Using R I am trying to compute the likelihoods of a vector of values. Some of these values are way off into the tails of the distributions. Rounding error appears to be causing the results to be rounded to zero, making my code throw an error when drawing samples.
I looked into using the Rmpfr package to get higher precision, but this changes my variable type. I also considered rewriting the expression into a log-form to avoid multiplication. Then the expression would become:
exp(log(w[X]) + dnorm(y, x[X], sigma[X], log = TRUE))
This still causes the function to return a zero, due to the exponentiation.
Would there be a way to formulate this problem with logs, allowing for high numerical precision? What I want in the end is for the following probabilities to be correctly computed, summing to one.
liks <- lapply(1:3, function(X) {
w[X] * dnorm(y, x[X], sigma[X])
})
probs1 <- liks[[1]]/(liks[[1]] + liks[[2]] + liks[[3]])
probs2 <- liks[[2]]/(liks[[1]] + liks[[2]] + liks[[3]])
probs3 <- liks[[3]]/(liks[[1]] + liks[[2]] + liks[[3]])
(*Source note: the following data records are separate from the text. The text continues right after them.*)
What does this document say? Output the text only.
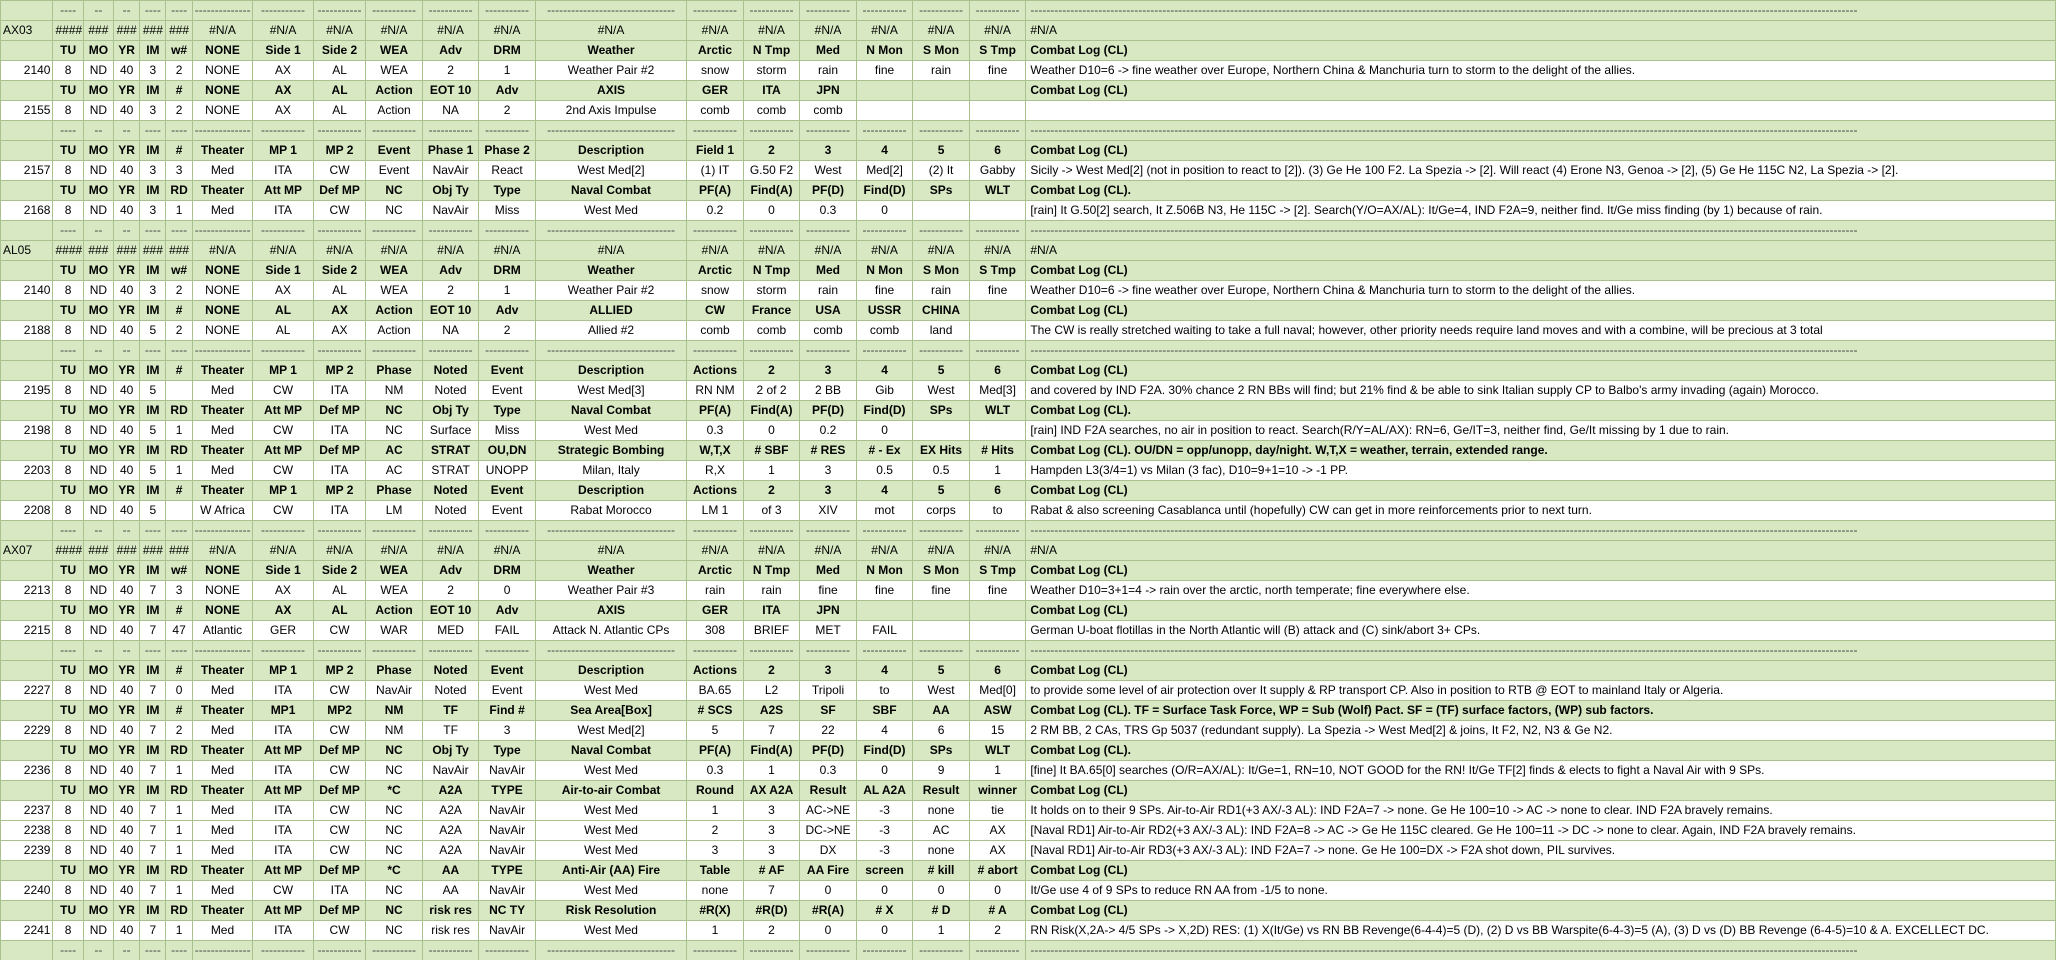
	----	--	--	----	----	--------------	-----------	-----------	-----------	-----------	-----------	--------------------------------	-----------	-----------	-----------	-----------	-----------	-----------	---------------------------------------------------------------------------------------------------------------------------------------------------------------------------------------------------------------
AX03	####	###	###	###	###	#N/A	#N/A	#N/A	#N/A	#N/A	#N/A	#N/A	#N/A	#N/A	#N/A	#N/A	#N/A	#N/A	#N/A
	TU	MO	YR	IM	w#	NONE	Side 1	Side 2	WEA	Adv	DRM	Weather	Arctic	N Tmp	Med	N Mon	S Mon	S Tmp	Combat Log (CL)
2140	8	ND	40	3	2	NONE	AX	AL	WEA	2	1	Weather Pair #2	snow	storm	rain	fine	rain	fine	Weather D10=6 -> fine weather over Europe, Northern China & Manchuria turn to storm to the delight of the allies.
	TU	MO	YR	IM	#	NONE	AX	AL	Action	EOT 10	Adv	AXIS	GER	ITA	JPN				Combat Log (CL)
2155	8	ND	40	3	2	NONE	AX	AL	Action	NA	2	2nd Axis Impulse	comb	comb	comb				
	----	--	--	----	----	--------------	-----------	-----------	-----------	-----------	-----------	--------------------------------	-----------	-----------	-----------	-----------	-----------	-----------	---------------------------------------------------------------------------------------------------------------------------------------------------------------------------------------------------------------
	TU	MO	YR	IM	#	Theater	MP 1	MP 2	Event	Phase 1	Phase 2	Description	Field 1	2	3	4	5	6	Combat Log (CL)
2157	8	ND	40	3	3	Med	ITA	CW	Event	NavAir	React	West Med[2]	(1) IT	G.50 F2	West	Med[2]	(2) It	Gabby	Sicily -> West Med[2] (not in position to react to [2]). (3) Ge He 100 F2. La Spezia -> [2]. Will react (4) Erone N3, Genoa -> [2], (5) Ge He 115C N2, La Spezia -> [2].
	TU	MO	YR	IM	RD	Theater	Att MP	Def MP	NC	Obj Ty	Type	Naval Combat	PF(A)	Find(A)	PF(D)	Find(D)	SPs	WLT	Combat Log (CL).
2168	8	ND	40	3	1	Med	ITA	CW	NC	NavAir	Miss	West Med	0.2	0	0.3	0			[rain] It G.50[2] search, It Z.506B N3, He 115C -> [2]. Search(Y/O=AX/AL): It/Ge=4, IND F2A=9, neither find. It/Ge miss finding (by 1) because of rain.
	----	--	--	----	----	--------------	-----------	-----------	-----------	-----------	-----------	--------------------------------	-----------	-----------	-----------	-----------	-----------	-----------	---------------------------------------------------------------------------------------------------------------------------------------------------------------------------------------------------------------
AL05	####	###	###	###	###	#N/A	#N/A	#N/A	#N/A	#N/A	#N/A	#N/A	#N/A	#N/A	#N/A	#N/A	#N/A	#N/A	#N/A
	TU	MO	YR	IM	w#	NONE	Side 1	Side 2	WEA	Adv	DRM	Weather	Arctic	N Tmp	Med	N Mon	S Mon	S Tmp	Combat Log (CL)
2140	8	ND	40	3	2	NONE	AX	AL	WEA	2	1	Weather Pair #2	snow	storm	rain	fine	rain	fine	Weather D10=6 -> fine weather over Europe, Northern China & Manchuria turn to storm to the delight of the allies.
	TU	MO	YR	IM	#	NONE	AL	AX	Action	EOT 10	Adv	ALLIED	CW	France	USA	USSR	CHINA		Combat Log (CL)
2188	8	ND	40	5	2	NONE	AL	AX	Action	NA	2	Allied #2	comb	comb	comb	comb	land		The CW is really stretched waiting to take a full naval; however, other priority needs require land moves and with a combine, will be precious at 3 total
	----	--	--	----	----	--------------	-----------	-----------	-----------	-----------	-----------	--------------------------------	-----------	-----------	-----------	-----------	-----------	-----------	---------------------------------------------------------------------------------------------------------------------------------------------------------------------------------------------------------------
	TU	MO	YR	IM	#	Theater	MP 1	MP 2	Phase	Noted	Event	Description	Actions	2	3	4	5	6	Combat Log (CL)
2195	8	ND	40	5		Med	CW	ITA	NM	Noted	Event	West Med[3]	RN NM	2 of 2	2 BB	Gib	West	Med[3]	and covered by IND F2A. 30% chance 2 RN BBs will find; but 21% find & be able to sink Italian supply CP to Balbo's army invading (again) Morocco.
	TU	MO	YR	IM	RD	Theater	Att MP	Def MP	NC	Obj Ty	Type	Naval Combat	PF(A)	Find(A)	PF(D)	Find(D)	SPs	WLT	Combat Log (CL).
2198	8	ND	40	5	1	Med	CW	ITA	NC	Surface	Miss	West Med	0.3	0	0.2	0			[rain] IND F2A searches, no air in position to react. Search(R/Y=AL/AX): RN=6, Ge/IT=3, neither find, Ge/It missing by 1 due to rain.
	TU	MO	YR	IM	RD	Theater	Att MP	Def MP	AC	STRAT	OU,DN	Strategic Bombing	W,T,X	# SBF	# RES	# - Ex	EX Hits	# Hits	Combat Log (CL). OU/DN = opp/unopp, day/night. W,T,X = weather, terrain, extended range.
2203	8	ND	40	5	1	Med	CW	ITA	AC	STRAT	UNOPP	Milan, Italy	R,X	1	3	0.5	0.5	1	Hampden L3(3/4=1) vs Milan (3 fac), D10=9+1=10 -> -1 PP.
	TU	MO	YR	IM	#	Theater	MP 1	MP 2	Phase	Noted	Event	Description	Actions	2	3	4	5	6	Combat Log (CL)
2208	8	ND	40	5		W Africa	CW	ITA	LM	Noted	Event	Rabat Morocco	LM 1	of 3	XIV	mot	corps	to	Rabat & also screening Casablanca until (hopefully) CW can get in more reinforcements prior to next turn.
	----	--	--	----	----	--------------	-----------	-----------	-----------	-----------	-----------	--------------------------------	-----------	-----------	-----------	-----------	-----------	-----------	---------------------------------------------------------------------------------------------------------------------------------------------------------------------------------------------------------------
AX07	####	###	###	###	###	#N/A	#N/A	#N/A	#N/A	#N/A	#N/A	#N/A	#N/A	#N/A	#N/A	#N/A	#N/A	#N/A	#N/A
	TU	MO	YR	IM	w#	NONE	Side 1	Side 2	WEA	Adv	DRM	Weather	Arctic	N Tmp	Med	N Mon	S Mon	S Tmp	Combat Log (CL)
2213	8	ND	40	7	3	NONE	AX	AL	WEA	2	0	Weather Pair #3	rain	rain	fine	fine	fine	fine	Weather D10=3+1=4 -> rain over the arctic, north temperate; fine everywhere else.
	TU	MO	YR	IM	#	NONE	AX	AL	Action	EOT 10	Adv	AXIS	GER	ITA	JPN				Combat Log (CL)
2215	8	ND	40	7	47	Atlantic	GER	CW	WAR	MED	FAIL	Attack N. Atlantic CPs	308	BRIEF	MET	FAIL			German U-boat flotillas in the North Atlantic will (B) attack and (C) sink/abort 3+ CPs.
	----	--	--	----	----	--------------	-----------	-----------	-----------	-----------	-----------	--------------------------------	-----------	-----------	-----------	-----------	-----------	-----------	---------------------------------------------------------------------------------------------------------------------------------------------------------------------------------------------------------------
	TU	MO	YR	IM	#	Theater	MP 1	MP 2	Phase	Noted	Event	Description	Actions	2	3	4	5	6	Combat Log (CL)
2227	8	ND	40	7	0	Med	ITA	CW	NavAir	Noted	Event	West Med	BA.65	L2	Tripoli	to	West	Med[0]	to provide some level of air protection over It supply & RP transport CP. Also in position to RTB @ EOT to mainland Italy or Algeria.
	TU	MO	YR	IM	#	Theater	MP1	MP2	NM	TF	Find #	Sea Area[Box]	# SCS	A2S	SF	SBF	AA	ASW	Combat Log (CL). TF = Surface Task Force, WP = Sub (Wolf) Pact. SF = (TF) surface factors, (WP) sub factors.
2229	8	ND	40	7	2	Med	ITA	CW	NM	TF	3	West Med[2]	5	7	22	4	6	15	2 RM BB, 2 CAs, TRS Gp 5037 (redundant supply). La Spezia -> West Med[2] & joins, It F2, N2, N3 & Ge N2.
	TU	MO	YR	IM	RD	Theater	Att MP	Def MP	NC	Obj Ty	Type	Naval Combat	PF(A)	Find(A)	PF(D)	Find(D)	SPs	WLT	Combat Log (CL).
2236	8	ND	40	7	1	Med	ITA	CW	NC	NavAir	NavAir	West Med	0.3	1	0.3	0	9	1	[fine] It BA.65[0] searches (O/R=AX/AL): It/Ge=1, RN=10, NOT GOOD for the RN! It/Ge TF[2] finds & elects to fight a Naval Air with 9 SPs.
	TU	MO	YR	IM	RD	Theater	Att MP	Def MP	*C	A2A	TYPE	Air-to-air Combat	Round	AX A2A	Result	AL A2A	Result	winner	Combat Log (CL)
2237	8	ND	40	7	1	Med	ITA	CW	NC	A2A	NavAir	West Med	1	3	AC->NE	-3	none	tie	It holds on to their 9 SPs. Air-to-Air RD1(+3 AX/-3 AL): IND F2A=7 -> none. Ge He 100=10 -> AC -> none to clear. IND F2A bravely remains.
2238	8	ND	40	7	1	Med	ITA	CW	NC	A2A	NavAir	West Med	2	3	DC->NE	-3	AC	AX	[Naval RD1] Air-to-Air RD2(+3 AX/-3 AL): IND F2A=8 -> AC -> Ge He 115C cleared. Ge He 100=11 -> DC -> none to clear. Again, IND F2A bravely remains.
2239	8	ND	40	7	1	Med	ITA	CW	NC	A2A	NavAir	West Med	3	3	DX	-3	none	AX	[Naval RD1] Air-to-Air RD3(+3 AX/-3 AL): IND F2A=7 -> none. Ge He 100=DX -> F2A shot down, PIL survives.
	TU	MO	YR	IM	RD	Theater	Att MP	Def MP	*C	AA	TYPE	Anti-Air (AA) Fire	Table	# AF	AA Fire	screen	# kill	# abort	Combat Log (CL)
2240	8	ND	40	7	1	Med	CW	ITA	NC	AA	NavAir	West Med	none	7	0	0	0	0	It/Ge use 4 of 9 SPs to reduce RN AA from -1/5 to none.
	TU	MO	YR	IM	RD	Theater	Att MP	Def MP	NC	risk res	NC TY	Risk Resolution	#R(X)	#R(D)	#R(A)	# X	# D	# A	Combat Log (CL)
2241	8	ND	40	7	1	Med	ITA	CW	NC	risk res	NavAir	West Med	1	2	0	0	1	2	RN Risk(X,2A-> 4/5 SPs -> X,2D) RES: (1) X(It/Ge) vs RN BB Revenge(6-4-4)=5 (D), (2) D vs BB Warspite(6-4-3)=5 (A), (3) D vs (D) BB Revenge (6-4-5)=10 & A. EXCELLECT DC.
	----	--	--	----	----	--------------	-----------	-----------	-----------	-----------	-----------	--------------------------------	-----------	-----------	-----------	-----------	-----------	-----------	---------------------------------------------------------------------------------------------------------------------------------------------------------------------------------------------------------------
Edit: Adding Numerical Example of Log Code
Here are some parameter and sample values that start throwing errors with the log-code. They do not throw NANs. Instead each of the three entries is zero:
$mu
[1] 0.7323412910 0.7742235621 0.4863889347
$w
[1] 0.008464 0.083536 0.908000
$sigma
[1] 0.08209500030 0.08166088502 0.09168991045
Observation values:
c(4.667935371, 5.654500961, 4.383309364, 4.396201611, 4.452524185, 4.441100597, 4.890487194, 4.416962624, 5.241273880, 4.347382069, 4.867616177, 4.895996094, 4.592288494, -3.612523079, 4.817468166, 4.783963203, 4.541391850, 4.709537983, 5.227987289, 5.585811138, 4.497674942, 4.989979267, 4.489729881)
All the observation values are rather extreme / outliers in my dataset. This would explain why they are assigned probabilities so small that they are rounded to zero.